MEDICAL students fear there will not be enough hospital internships available for them at South Australian hospitals in coming years, leaving them unable to be registered as doctors.

 

Figures collated by medical students’ associations at Flinders and Adelaide universities from the deans of the two medical schools indicate there will be a shortfall of 22 intern places in 2017, 39 in 2018 and 10 in 2019.

The students are caught in a federal-state government gridlock — the Federal Government funds student places but the State Government funds internships in state hospitals.

Student groups are planning a campaign lobbying state and federal MPs as well as Health Minister Jack Snelling to increase the number of internships.

Flinders University Medical Students Society president Nicholas Stock said students face missing places.

“It will get tougher and tougher and some will be left out in the cold,” he said.

“If you miss out in 2017 you have little hope of getting one in 2018 or 2019 and then basically you are done for — years of training and taxpayers’ money down the drain.

“It is scary for a lot of people. If you don’t do an internship you might be a medical graduate but you can’t practice as a doctor.

“Locally trained doctors are going to be forced to go interstate or overseas to get an internship — if they finish their intern year overseas then they are not qualified to work in Australia.”

Mr Stock said two special categories of internships providing more than 50 places had been scrapped in the past two years as funding ran out.

 

A priority system for selecting interns gives preferences to Australians citizens who trained in South Australia.

Mr Snelling said all South Australians who graduate would gain internships.

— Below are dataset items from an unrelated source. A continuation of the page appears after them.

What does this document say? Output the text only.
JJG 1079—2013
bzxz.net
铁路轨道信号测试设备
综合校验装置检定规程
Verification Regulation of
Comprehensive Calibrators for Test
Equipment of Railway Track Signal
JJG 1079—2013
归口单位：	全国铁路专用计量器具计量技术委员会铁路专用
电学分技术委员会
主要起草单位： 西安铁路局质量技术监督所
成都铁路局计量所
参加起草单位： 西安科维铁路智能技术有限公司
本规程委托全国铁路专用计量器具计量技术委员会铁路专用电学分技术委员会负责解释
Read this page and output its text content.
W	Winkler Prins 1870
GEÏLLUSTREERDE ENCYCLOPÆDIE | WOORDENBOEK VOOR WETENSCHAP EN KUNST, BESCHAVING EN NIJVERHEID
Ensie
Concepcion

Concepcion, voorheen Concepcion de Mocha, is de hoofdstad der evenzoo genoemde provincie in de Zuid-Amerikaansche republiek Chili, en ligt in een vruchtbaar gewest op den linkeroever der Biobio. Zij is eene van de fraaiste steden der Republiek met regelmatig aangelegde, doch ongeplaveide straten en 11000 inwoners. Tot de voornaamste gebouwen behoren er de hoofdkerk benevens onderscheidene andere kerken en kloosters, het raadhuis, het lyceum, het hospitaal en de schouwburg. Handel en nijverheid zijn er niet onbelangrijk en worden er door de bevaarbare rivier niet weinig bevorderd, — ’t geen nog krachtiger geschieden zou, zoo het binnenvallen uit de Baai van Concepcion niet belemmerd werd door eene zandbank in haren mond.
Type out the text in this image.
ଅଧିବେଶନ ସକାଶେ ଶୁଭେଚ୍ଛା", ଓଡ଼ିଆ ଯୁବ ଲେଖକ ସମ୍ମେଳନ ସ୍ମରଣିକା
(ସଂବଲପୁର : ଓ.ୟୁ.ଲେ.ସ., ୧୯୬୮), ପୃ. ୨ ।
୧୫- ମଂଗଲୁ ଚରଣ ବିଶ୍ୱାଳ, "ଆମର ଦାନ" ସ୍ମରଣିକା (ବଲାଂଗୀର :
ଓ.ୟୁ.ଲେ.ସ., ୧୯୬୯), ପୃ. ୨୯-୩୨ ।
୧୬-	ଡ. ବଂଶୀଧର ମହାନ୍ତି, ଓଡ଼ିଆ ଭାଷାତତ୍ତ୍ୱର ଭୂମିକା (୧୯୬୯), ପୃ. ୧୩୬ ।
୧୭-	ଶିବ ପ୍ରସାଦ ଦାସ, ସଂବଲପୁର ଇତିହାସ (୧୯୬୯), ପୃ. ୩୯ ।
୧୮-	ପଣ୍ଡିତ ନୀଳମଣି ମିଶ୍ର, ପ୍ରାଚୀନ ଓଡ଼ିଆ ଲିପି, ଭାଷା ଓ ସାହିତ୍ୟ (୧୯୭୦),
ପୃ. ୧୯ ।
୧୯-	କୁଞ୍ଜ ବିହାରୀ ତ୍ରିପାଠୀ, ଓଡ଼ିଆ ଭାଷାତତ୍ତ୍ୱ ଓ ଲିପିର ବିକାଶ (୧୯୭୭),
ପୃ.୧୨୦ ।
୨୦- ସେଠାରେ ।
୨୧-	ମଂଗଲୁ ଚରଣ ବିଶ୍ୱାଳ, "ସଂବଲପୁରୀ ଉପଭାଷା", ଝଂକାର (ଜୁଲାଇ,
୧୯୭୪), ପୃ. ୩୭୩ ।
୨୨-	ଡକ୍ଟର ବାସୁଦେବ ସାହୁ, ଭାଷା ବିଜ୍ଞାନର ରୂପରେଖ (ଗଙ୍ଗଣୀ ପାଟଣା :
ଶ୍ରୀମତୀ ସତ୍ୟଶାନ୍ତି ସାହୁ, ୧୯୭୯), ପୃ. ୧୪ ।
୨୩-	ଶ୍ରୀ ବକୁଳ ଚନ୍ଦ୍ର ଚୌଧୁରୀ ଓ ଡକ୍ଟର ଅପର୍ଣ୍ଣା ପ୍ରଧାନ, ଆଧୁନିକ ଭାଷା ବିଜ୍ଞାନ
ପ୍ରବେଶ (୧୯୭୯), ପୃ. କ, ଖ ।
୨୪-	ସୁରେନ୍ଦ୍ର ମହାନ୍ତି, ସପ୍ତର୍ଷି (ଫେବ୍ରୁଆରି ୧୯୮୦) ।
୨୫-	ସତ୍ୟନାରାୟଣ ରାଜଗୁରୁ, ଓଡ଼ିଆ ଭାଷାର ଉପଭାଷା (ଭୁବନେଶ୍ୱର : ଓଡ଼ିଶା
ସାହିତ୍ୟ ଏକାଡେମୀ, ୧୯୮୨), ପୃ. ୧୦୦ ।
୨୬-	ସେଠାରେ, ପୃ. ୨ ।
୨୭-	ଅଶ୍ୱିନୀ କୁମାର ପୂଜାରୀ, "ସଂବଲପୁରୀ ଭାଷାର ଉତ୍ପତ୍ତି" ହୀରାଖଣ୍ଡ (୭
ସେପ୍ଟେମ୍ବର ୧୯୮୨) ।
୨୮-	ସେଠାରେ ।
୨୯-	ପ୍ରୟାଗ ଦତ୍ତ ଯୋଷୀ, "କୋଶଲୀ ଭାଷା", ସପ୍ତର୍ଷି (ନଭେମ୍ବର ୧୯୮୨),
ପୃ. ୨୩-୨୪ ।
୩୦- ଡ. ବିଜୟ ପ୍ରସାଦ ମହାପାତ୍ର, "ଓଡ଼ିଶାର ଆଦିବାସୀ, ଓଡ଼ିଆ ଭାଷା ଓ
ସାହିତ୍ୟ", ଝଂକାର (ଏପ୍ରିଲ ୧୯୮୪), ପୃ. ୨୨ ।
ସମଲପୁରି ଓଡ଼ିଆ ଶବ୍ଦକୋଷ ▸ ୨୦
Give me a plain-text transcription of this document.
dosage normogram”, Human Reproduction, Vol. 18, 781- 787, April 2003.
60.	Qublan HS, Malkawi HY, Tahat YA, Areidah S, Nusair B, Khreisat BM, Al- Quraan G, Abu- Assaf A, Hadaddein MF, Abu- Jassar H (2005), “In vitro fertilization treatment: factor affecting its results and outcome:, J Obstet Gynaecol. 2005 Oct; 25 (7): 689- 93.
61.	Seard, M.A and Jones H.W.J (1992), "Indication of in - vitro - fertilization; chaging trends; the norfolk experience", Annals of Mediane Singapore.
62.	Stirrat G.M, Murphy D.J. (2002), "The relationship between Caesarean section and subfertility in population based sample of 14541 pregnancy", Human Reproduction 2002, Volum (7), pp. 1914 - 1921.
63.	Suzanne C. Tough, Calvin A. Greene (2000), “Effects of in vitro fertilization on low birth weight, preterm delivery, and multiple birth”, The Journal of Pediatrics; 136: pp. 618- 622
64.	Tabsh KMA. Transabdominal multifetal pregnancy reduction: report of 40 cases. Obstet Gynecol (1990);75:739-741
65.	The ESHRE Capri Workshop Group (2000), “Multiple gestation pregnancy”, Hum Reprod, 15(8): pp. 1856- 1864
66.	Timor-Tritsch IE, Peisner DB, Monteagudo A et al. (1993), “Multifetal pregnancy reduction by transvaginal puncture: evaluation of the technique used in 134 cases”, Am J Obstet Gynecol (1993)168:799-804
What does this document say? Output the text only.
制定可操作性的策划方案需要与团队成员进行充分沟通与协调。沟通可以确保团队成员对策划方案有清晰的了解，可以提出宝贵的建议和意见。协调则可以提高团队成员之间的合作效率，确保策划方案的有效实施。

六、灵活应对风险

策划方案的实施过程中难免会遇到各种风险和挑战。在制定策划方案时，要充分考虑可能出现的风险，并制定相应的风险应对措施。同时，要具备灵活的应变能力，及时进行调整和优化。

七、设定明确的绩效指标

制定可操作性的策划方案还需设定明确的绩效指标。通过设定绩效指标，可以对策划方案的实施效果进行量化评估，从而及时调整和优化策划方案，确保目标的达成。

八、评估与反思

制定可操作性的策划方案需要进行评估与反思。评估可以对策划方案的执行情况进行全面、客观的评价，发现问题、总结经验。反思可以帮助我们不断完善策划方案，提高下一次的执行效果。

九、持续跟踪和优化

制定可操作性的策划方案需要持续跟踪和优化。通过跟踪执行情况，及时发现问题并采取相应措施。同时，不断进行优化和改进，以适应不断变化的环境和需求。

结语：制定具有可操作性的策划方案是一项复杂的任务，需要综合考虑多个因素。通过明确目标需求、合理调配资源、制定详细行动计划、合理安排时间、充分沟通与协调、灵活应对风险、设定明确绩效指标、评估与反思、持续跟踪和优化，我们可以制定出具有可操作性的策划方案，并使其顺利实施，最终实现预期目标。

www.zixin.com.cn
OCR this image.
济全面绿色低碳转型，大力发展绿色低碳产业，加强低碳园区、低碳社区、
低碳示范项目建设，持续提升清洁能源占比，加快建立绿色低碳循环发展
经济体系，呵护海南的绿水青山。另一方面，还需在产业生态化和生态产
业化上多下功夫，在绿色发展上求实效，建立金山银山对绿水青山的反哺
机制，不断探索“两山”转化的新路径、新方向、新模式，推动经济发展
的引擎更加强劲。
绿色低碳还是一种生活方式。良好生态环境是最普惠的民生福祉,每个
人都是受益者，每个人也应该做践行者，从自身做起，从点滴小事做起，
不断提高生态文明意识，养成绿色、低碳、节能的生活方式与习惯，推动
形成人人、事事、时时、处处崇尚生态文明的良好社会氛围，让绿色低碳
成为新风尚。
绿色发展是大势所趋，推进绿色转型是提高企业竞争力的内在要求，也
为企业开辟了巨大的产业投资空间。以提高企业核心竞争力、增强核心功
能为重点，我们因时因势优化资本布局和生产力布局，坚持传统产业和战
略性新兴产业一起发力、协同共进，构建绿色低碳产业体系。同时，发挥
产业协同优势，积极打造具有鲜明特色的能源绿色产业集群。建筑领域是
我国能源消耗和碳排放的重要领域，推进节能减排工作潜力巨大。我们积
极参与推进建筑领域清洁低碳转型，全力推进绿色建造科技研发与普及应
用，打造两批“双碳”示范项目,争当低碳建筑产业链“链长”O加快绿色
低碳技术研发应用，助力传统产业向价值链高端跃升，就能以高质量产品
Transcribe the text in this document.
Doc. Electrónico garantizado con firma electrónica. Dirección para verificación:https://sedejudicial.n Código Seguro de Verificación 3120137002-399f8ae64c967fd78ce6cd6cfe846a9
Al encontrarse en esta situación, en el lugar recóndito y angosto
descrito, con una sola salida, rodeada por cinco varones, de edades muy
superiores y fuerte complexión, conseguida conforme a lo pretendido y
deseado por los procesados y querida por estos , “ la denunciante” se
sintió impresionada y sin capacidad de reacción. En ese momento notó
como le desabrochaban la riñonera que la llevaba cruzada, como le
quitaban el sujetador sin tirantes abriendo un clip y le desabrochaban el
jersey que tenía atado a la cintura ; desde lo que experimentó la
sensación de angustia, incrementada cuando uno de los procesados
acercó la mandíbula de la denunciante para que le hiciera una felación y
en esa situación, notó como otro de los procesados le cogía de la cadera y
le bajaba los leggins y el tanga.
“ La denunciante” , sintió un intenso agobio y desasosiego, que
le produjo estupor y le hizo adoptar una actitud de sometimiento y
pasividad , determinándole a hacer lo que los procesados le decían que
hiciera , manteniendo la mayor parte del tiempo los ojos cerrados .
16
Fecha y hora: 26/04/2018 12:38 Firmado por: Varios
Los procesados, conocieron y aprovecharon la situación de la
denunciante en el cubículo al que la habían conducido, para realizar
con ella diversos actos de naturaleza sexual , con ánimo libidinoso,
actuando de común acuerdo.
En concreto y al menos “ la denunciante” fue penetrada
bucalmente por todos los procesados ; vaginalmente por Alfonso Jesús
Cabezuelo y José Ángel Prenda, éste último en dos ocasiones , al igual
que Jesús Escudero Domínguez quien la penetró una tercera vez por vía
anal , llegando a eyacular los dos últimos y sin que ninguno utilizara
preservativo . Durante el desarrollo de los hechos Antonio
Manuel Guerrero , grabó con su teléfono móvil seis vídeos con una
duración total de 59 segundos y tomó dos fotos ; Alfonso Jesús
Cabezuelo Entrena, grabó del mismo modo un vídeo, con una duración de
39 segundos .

“All domestic students will have a place,” he said. “Students who tend to get displaced are overseas students but that is not our responsibility — our responsibility is to Australian domestic students.

“Universities are charging overseas students and it is up to the universities to make sure they are able to get their training.”

Holly Richter, 23, of Myrtle Bank, is two years into her four-year degree at Flinders University after previously completing a three-year medical science degree.

She will be one of 344 medical students from Flinders and Adelaide universities in the graduating class of 2017 seeking internships in 2018 — 39 more than are expected to be available.

“I am really concerned about it because obviously some people will miss out,” she said.

“Students who are aware of the issue are outraged but a lot are just assuming there will be enough places. I want to work here in SA, not have to go somewhere else.

“It is a very big difference in the numbers for my cohort and it is going to be tough for international students.